La dirección es bastante convencional y correcta, y aunque aspira a algo haciendo la narración lo más dinámica posible a base de hacer andar la historia de manera visual, siempre termina recayendo en los personajes y sus diálogos (o a trucos más bajos y cansinos como el eterno tablón lleno de recortes de periódico) para explicar la trama y las motivaciones de los personajes a los espectadores, inseguro de que éstos hayan captado la película. Por Dios, si ya la habíamos visto tres o cuatro veces. Esta inseguridad se hace más manifiesta hacia el final de la cinta, que por supuesto tiene su gran "sorpresa" final. Cuando se nos termina de mostrar toda la información, con el consecuente e inevitable lío de nombres y apellidos que por lo menos a mí me resulta difícil de seguir en muchas de éstas películas... sería todo mucho más cómodo si en lugar de nombrarlos se refiriesen a los personajes en el mismo lenguaje en el que lo hace el espectador: cambiando "entonces era Jones el encubridor, que además se acostaba con Judy, la mujer de O'Flaherty , y puso las pruebas en la escena del crimen de Connor" por "entonces era el gordo de la corbata el encubridor, que además se acostaba con la rubia, la mujer del tío de las patillas, y puso las pruebas en la escena del crimen del calvo del principio" todo sería mucho más claro. Pues cuando se descubre toda la trama, decía, el director no puede evitar recurrir a los ya cansinos flashbacks que recogen momentos clave de la película, en un "te lo dije" cinemático, que la verdad es que a base de repetirse una y otra vez ya empieza a cansar un poco.

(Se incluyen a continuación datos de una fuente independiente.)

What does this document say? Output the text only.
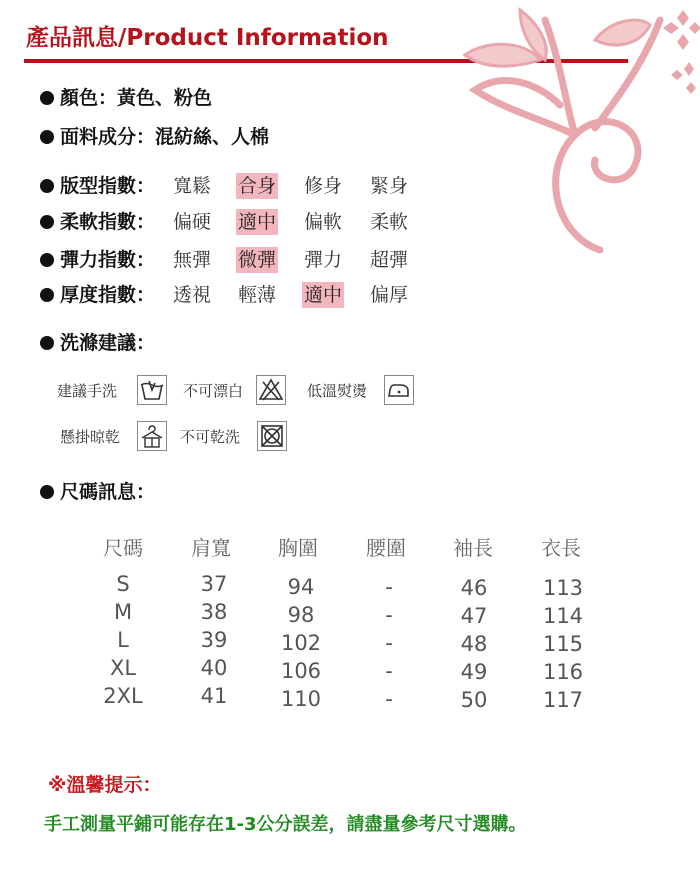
產品訊息/Product Information
顏色：黃色、粉色
面料成分：混紡絲、人棉
版型指數： 寬鬆 合身 修身 緊身
柔軟指數： 偏硬 適中 偏軟 柔軟
彈力指數： 無彈 微彈 彈力 超彈
厚度指數： 透視 輕薄 適中 偏厚
洗滌建議：
建議手洗	不可漂白	低溫熨燙
懸掛晾乾	不可乾洗
尺碼訊息：
尺碼	肩寬	胸圍	腰圍	袖長	衣長
S	37	94	-	46	113
M	38	98	-	47	114
L	39	102	-	48	115
XL	40	106	-	49	116
2XL	41	110	-	50	117
※溫馨提示：
手工測量平鋪可能存在1-3公分誤差，請盡量參考尺寸選購。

Los actores no pasan de correctos, lo que se le pide en este tipo de productos. Jason Statham hierático, como siempre, y Ryan Philippe bastante mejor, en un personaje que le viene al dedillo. Aunque la verdad es que a veces Tony Giglio lo pone en unas tesituras un poco ridículas, sobre todo porque su físico al lado del de Statham luce un poco ridículo, lo que mella bastante su posible imagen como héroe de acción en todas las escenas de tiroteo o persecución.

En fin, una película que entretiene y que se olvida más o menos a los 10 minutos de haber salido del cine o de haber escrito la crítica. De hecho, yo ya no recuerdo si el asesino era o no el mayordomo. Recomendada para fans de la dichosa mariposa.